Work in our lab centers on advancing our understanding of how autophagy and ubiquitin contribute to maintain proteostasis. In particular, we are interested in defining components, targets, regulators and crosstalk of both pathways. The lab is driven by the principle of coupling systematic, unbiased approaches alongside with functional and mechanistic analyses to test hypotheses across a multiple of biological systems and models. This approach allowed us to make several important discoveries with regard to novel
i) Autophagy and ubiquitin pathway components
By employing an image-based screening approach monitoring multiple autophagosome markers at endogenous levels we identified novel autophagy regulators among the families of Rab GTPases and their GEF and GAP regulators. For SMCR8 we revealed an unconventional nuclear function in controlling autophagic gene expression (Jung et al. 2017). Additionally, we identified a so far unknown molecular link between endosomes and autophagosomes by functionally characterizing the LC3-binding autophagy adapter TBC1D5 (Popovic et al. 2012). In our systematic proteomic analysis of the human autophagy system, we identified a large cohort of proteins that associate with LC3 and GABARAP proteins, with extensive binding partner overlap between family members, and frequent involvement of the conserved surface on hATG8 proteins known to interact with LIR motifs in partner proteins. This plethora of proteins is likely to contain within it the seeds to understanding the diversity of the human ATG8 family (Behrends et al. 2010). Moreover, we identified ARIH1 as one of the E3 ligases involved in the formation of ubiquitin coat on cytosolic S. Typhimurium. Together with LRSAM1 and HOIP, ARIH1 forms a network of E3 ligases that recognize cytosolic bacteria and mediate xenophagic degradation and host immune response (Polajnar et al. 2017).

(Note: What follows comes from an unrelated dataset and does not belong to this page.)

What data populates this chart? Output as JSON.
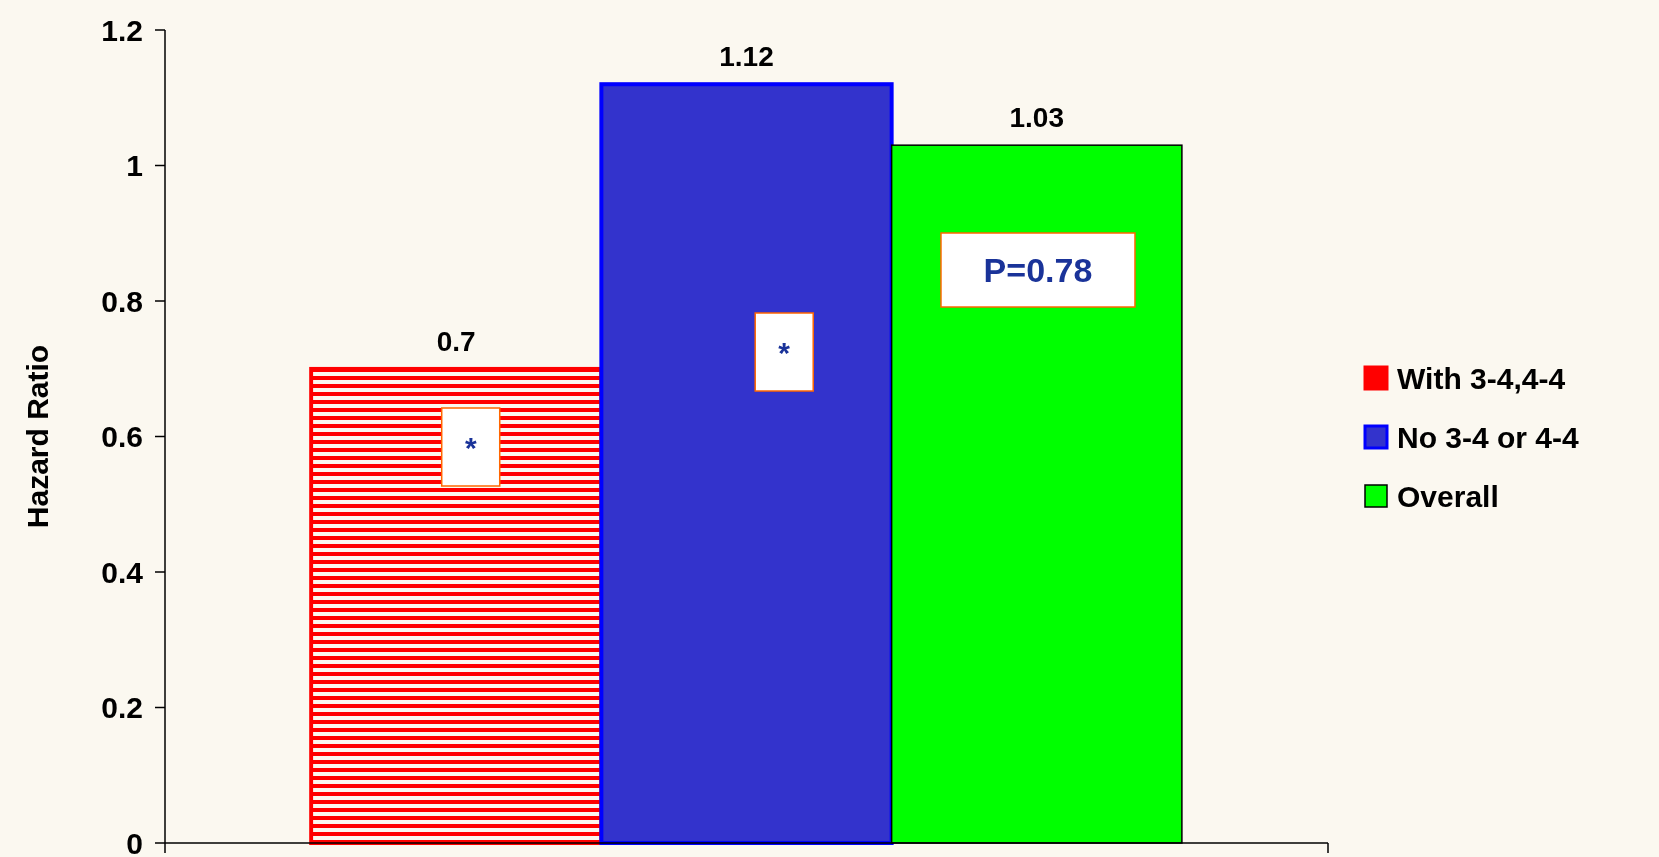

ii) Autophagy cargo and ubiquitylation substrates
We employed proximity proteomics-based autophagosome content profiling to identified a role for the ATG8 family member LC3C in maintaining basal mitochondrial homeostasis. Selected mitochondrial proteins among them MTX1 were targeted by LC3C and p62 through a piece-meal mitophagy pathway (Le Guerroué et al. 2017). By quantitatively profiling the ubiquitinome of Salmonella-infected epithelial cells, our comprehensive analysis highlighted the ubiquitination-mediated regulation of CDC42 and NFκB activities, revealed novel host targets of bacterial E3 ligases/DUBs and demonstrated extensive ubiquitination of bacterial effectors and outer membrane proteins (Fishkin et al. 2016).
iii) Regulators of autophagy and ubiquitin pathways
We revealed a function for TECPR2 (a hereditary spastic paraplegias-linked ATG8-interacting protein) that binds to the ATG8 family member LC3C and maintains endoplasmic reticulum export, thereby critically contributing to autophagosome formation (Stadel et al. 2015). By eliciting upstream signaling cascades regulating autophagy, we identified SLC38A9 as a novel component of the Rag-Ragulator complex that helps transducing amino acid availability to mTORC1 activity (Jung et al. 2015). In a collaborative effort, we identified a function of the enigmatic pseudophosphatase STYX as novel regulator of cullin RING ubiquitin ligases (Reiterer et al., 2017).
iv) Crosstalk between autophagy and ubiquitin pathways
We identified novel functions for the ATG8 subfamily of GABARAP proteins going beyond autophagy in providing spatio-temporal control of RAC1 signaling through a cullin RING ubiquitin E3 ligase (Genau et al. 2015).